Is there always a prime between $n$ and $2n$?

Question

if we are interested to seek for the numbers of primes between $1-100$ and $100-1000$ or 1000..., why we don't asked if there is a always a prime between $n$ and $2n$ mayeb this interesting question help us to predict the numbers of primes between $1-100$,or $100-1000 $ or $1000-..$?

note: $n$ is natural number $ > 1$

I would be interest for any replies or comments .Thank you

Answer 1

$$\begin{array}{l}\text{Chebyshev said it,}\cr \text{And I say it again,}\cr \text{There is always a prime}\cr \text{Between n and 2n.}\end{array}$$

Erdos had made his first significant contribution to number theory when he was 20, and discovered an elegant proof for the theorem which states that for each number greater than 1, there is always at least one prime number between it and its double.
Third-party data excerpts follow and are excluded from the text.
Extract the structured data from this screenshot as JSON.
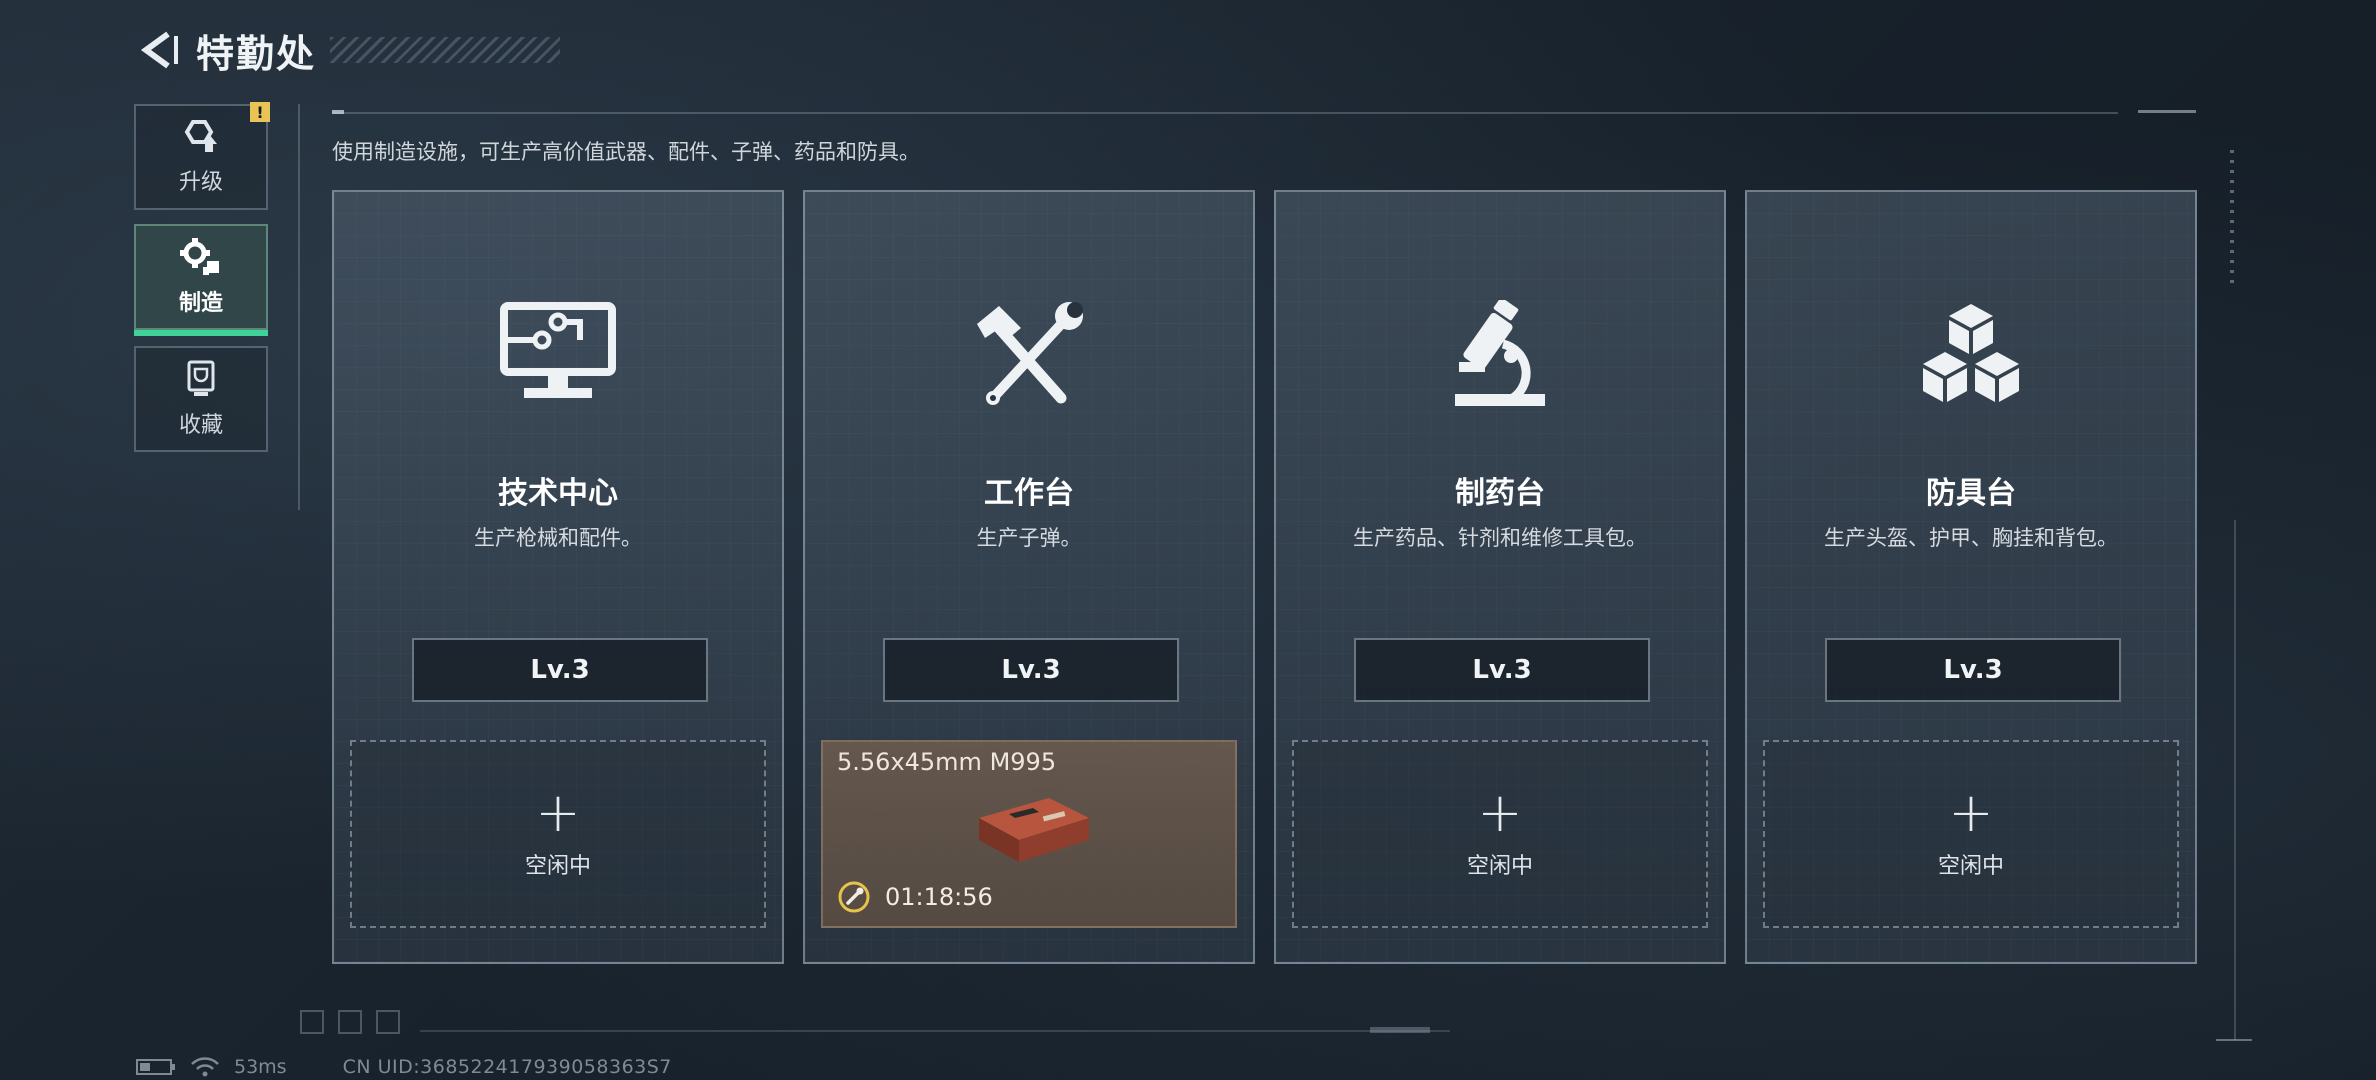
{
  "header": {
    "title": "特勤处"
  },
  "sidebar": {
    "items": [
      {
        "label": "升级",
        "icon": "upgrade-icon",
        "badge": "!"
      },
      {
        "label": "制造",
        "icon": "gear-craft-icon",
        "active": true
      },
      {
        "label": "收藏",
        "icon": "trophy-icon"
      }
    ]
  },
  "main": {
    "description": "使用制造设施，可生产高价值武器、配件、子弹、药品和防具。",
    "cards": [
      {
        "name": "技术中心",
        "desc": "生产枪械和配件。",
        "level": "Lv.3",
        "icon": "computer-circuit-icon",
        "slot": {
          "status": "空闲中"
        }
      },
      {
        "name": "工作台",
        "desc": "生产子弹。",
        "level": "Lv.3",
        "icon": "hammer-wrench-icon",
        "slot": {
          "item": "5.56x45mm M995",
          "timer": "01:18:56",
          "item_icon": "ammo-box-icon"
        }
      },
      {
        "name": "制药台",
        "desc": "生产药品、针剂和维修工具包。",
        "level": "Lv.3",
        "icon": "microscope-icon",
        "slot": {
          "status": "空闲中"
        }
      },
      {
        "name": "防具台",
        "desc": "生产头盔、护甲、胸挂和背包。",
        "level": "Lv.3",
        "icon": "cubes-icon",
        "slot": {
          "status": "空闲中"
        }
      }
    ]
  },
  "status_bar": {
    "ping": "53ms",
    "uid": "CN UID:368522417939058363S7"
  },
  "colors": {
    "accent": "#3fd39a",
    "warning": "#e8c457",
    "busy_slot": "#6e5c4e"
  }
}
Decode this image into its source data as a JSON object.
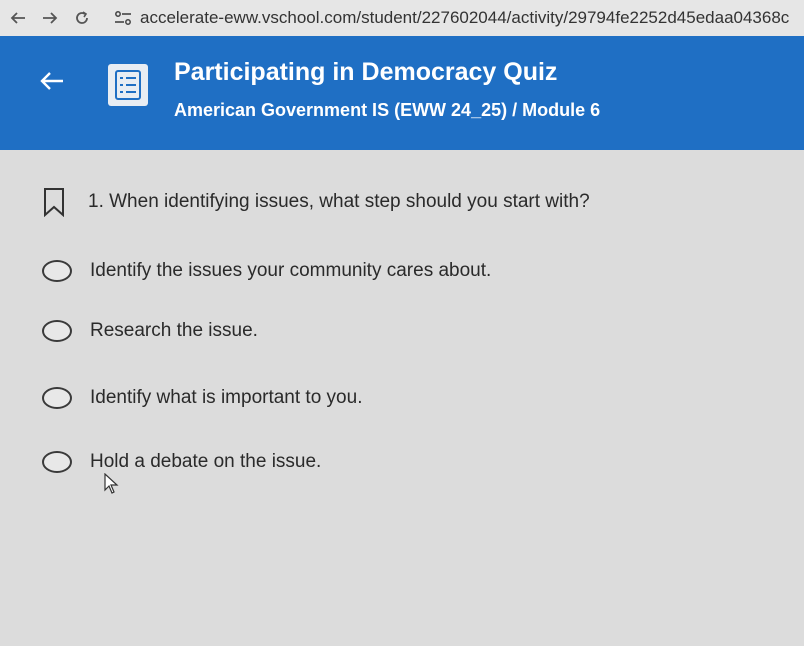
{
  "browser": {
    "url": "accelerate-eww.vschool.com/student/227602044/activity/29794fe2252d45edaa04368c"
  },
  "header": {
    "title": "Participating in Democracy Quiz",
    "subtitle": "American Government IS (EWW 24_25) / Module 6"
  },
  "question": {
    "text": "1. When identifying issues, what step should you start with?",
    "options": [
      "Identify the issues your community cares about.",
      "Research the issue.",
      "Identify what is important to you.",
      "Hold a debate on the issue."
    ]
  },
  "colors": {
    "header_bg": "#1f6fc4",
    "page_bg": "#dcdcdc"
  }
}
The Russian mathematician Chebyshev had proved this in the 19th century, but Erdos's proof was far neater. News of his success was passed around Hungarian mathematicians, accompanied by a rhyme: "Chebyshev said it, and I say it again/There is always a prime between n and 2n."

http://en.wikipedia.org/wiki/Bertrand%27s_postulate

Answer 2

Yes. If $n > 1$, then there is always at least one odd prime number $p$ satisfying $n < p < 2n$. In other words, $\pi(2n - 1) > \pi(n)$ for all $n > 1$, where $\pi(x)$ is the prime counting function. Look at Sloane's A060715 and you'll see the only 0 is for $n = 1$.

This is called Bertrand's postulate, but Chebyshev is the one who proved it first. Ramanujan and Erdős also came up with proofs. (By the way, just in case you're wondering, this does not prove the Goldbach conjecture.)